Gdy wszyscy opuścili salę, radca usiadł ciężko na miejscu, gdzie wcześniej siedziała oskarżona. Spocił się strasznie i musiał rozpiąć koszulę. Zdjął z głowy czarny kapelusz i otarł czoło lnianą chusteczką. 

– Niewinna, niewinna – zaszeptał i ze złością zgniótł w rękach nakrycie głowy – spłonie suka…

*

Izba pod zamkową wieżą nie była za duża, jednak wystarczało miejsca na loszek, miejsce do tortur i blat, za którym siedział pastor Hans von Flemming. Ściągnięto go specjalnie z Kamienia pomorskiego, gdzie jako dziekan tamtejszej kapituły wsławił się w kilku głośnych procesach czarownic. 

Krystyna obudziła się. Przez chwilę myślała, że cały poprzedni dzień to był tylko senny koszmar, ale żelazne okowy na przegubach i kostkach, szybko rozwiały wątpliwości. Popatrzyła na nieznajomą twarz oprawcy. 

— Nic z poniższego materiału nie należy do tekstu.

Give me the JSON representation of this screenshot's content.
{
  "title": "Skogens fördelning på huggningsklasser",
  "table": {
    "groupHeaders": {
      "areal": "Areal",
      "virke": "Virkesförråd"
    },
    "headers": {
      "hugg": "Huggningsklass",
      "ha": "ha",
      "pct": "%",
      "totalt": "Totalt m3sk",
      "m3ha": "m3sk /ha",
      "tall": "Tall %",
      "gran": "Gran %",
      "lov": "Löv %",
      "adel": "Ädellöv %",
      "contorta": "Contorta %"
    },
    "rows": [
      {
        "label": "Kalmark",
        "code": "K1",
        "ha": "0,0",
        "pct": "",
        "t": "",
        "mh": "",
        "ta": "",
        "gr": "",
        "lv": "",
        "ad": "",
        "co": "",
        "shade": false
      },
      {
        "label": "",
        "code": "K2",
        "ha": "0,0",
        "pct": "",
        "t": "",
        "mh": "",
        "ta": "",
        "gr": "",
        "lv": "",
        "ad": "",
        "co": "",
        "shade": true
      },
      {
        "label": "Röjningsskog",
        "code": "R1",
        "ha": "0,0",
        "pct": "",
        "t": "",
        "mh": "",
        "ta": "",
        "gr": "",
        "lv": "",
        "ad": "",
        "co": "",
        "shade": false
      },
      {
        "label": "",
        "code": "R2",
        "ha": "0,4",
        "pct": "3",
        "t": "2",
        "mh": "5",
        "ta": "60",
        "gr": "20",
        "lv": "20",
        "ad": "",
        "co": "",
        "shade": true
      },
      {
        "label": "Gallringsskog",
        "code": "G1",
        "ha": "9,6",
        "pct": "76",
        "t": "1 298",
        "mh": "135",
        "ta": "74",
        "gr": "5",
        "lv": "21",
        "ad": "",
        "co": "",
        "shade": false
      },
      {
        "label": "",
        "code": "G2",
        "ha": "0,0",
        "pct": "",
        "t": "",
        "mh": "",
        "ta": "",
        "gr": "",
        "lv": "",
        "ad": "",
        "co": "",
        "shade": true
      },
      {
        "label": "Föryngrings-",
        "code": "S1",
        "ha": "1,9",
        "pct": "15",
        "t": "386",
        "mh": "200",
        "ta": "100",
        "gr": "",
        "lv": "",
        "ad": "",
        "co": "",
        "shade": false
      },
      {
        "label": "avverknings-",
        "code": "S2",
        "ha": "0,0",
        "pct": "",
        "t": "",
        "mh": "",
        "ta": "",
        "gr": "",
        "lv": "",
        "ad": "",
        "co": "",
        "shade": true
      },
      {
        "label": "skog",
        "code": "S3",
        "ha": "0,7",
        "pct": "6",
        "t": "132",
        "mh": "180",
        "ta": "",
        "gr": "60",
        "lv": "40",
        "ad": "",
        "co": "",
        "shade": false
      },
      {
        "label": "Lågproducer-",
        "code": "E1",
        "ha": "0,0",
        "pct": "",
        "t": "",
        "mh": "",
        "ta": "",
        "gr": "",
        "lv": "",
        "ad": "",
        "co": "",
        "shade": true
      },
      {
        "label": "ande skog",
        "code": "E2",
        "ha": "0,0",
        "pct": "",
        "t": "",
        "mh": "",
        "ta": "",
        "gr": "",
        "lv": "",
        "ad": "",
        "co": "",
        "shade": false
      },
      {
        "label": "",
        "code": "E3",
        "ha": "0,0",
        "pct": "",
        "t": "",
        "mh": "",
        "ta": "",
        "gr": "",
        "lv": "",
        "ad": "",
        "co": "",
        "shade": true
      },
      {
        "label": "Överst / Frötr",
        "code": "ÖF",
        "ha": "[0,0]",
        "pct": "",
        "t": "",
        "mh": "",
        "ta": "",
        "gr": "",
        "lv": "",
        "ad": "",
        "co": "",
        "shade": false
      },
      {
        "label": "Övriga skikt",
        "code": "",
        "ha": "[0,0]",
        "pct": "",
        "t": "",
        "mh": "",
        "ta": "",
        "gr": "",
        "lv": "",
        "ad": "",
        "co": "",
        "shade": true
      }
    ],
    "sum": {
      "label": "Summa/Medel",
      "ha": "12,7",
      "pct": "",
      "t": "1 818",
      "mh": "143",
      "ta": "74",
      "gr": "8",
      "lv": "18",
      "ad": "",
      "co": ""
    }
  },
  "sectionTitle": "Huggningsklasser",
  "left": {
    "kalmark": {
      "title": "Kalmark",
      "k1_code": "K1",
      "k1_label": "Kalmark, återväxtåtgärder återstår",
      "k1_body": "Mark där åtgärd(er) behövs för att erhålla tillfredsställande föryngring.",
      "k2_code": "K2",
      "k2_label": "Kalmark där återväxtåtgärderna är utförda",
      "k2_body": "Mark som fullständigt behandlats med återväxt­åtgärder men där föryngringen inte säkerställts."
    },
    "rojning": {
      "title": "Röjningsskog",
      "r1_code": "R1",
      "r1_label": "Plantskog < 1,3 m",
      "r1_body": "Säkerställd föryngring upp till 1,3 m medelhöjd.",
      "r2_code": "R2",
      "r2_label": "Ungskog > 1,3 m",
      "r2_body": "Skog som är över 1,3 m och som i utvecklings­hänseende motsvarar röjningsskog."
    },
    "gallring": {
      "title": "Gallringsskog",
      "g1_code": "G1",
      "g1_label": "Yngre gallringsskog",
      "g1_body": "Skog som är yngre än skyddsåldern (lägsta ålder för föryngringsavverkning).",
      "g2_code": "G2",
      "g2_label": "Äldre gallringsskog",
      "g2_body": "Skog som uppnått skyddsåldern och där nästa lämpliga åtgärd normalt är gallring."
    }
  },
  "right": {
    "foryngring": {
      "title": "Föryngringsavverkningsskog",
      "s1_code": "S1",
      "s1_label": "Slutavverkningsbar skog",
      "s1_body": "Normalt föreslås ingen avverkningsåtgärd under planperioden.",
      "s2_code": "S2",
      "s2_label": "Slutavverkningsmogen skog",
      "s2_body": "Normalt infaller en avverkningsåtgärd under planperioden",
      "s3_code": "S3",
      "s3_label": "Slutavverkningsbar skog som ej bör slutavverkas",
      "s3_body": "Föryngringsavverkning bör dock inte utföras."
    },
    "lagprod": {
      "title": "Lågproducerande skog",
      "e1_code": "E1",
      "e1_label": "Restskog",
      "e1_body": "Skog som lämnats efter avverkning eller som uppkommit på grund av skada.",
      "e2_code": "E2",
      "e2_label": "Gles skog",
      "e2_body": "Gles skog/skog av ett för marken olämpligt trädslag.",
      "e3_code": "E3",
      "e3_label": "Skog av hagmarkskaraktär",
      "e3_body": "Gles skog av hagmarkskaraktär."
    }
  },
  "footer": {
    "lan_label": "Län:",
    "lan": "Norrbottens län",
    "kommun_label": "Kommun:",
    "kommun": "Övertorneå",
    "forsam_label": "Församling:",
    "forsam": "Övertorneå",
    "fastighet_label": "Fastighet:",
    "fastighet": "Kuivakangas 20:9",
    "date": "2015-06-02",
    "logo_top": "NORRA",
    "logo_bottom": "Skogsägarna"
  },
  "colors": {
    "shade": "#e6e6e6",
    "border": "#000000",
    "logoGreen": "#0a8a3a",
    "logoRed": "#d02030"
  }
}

– Panie, puśćcie mnie, jestem niewinna – załkała.

Śledczy nawet na nią nie zwrócił uwagi. Skończył czytać akt oskarżenia i przejrzał donosy, wraz z protokołem dowódcy straży miejskiej. Złożył to wszystko na kupkę, po czym wnikliwie spojrzał na zatrzymaną. Krystyna napiła się czystej wody z garnuszka stojącego na klepisku. Nie omieszkała zmoczyć palce i przetrzeć lico.  

– Dobrze, moja droga – stanął przy kracie – masz dużo szczęścia, że mnie przydzielono do twojej sprawy. Jeśli jesteś niewinna, to za niedzielę wrócisz do domu.

– Tak, panie? – domniemana czarownica wstała i mimo łańcuchów poprawiła sobie płócienną, błękitną sukienkę.

– Zdejmijcie jej z rąk kajdany! – rozkazał stójkowemu Jurgenowi.

– Ależ panie! – najeżył się strażnik – Przecież to CZAROWNICA! 

– Róbcie co każę, bo jak się poskarżę radcy Blindbergowi, to inaczej będziesz śpiewał – naukowiec i kapłan w jednej osobie usiadł wygodnie za stołem.

Strażnik miejski coś zamamrotał pod nosem, trzy razy się przeżegnał i otworzył kratę. Krystyna szybko wytarabaniła się z klitki i podała dłonie do rozkucia. Jurgen, chcąc nie chcąc przekręcił kluczem zamek.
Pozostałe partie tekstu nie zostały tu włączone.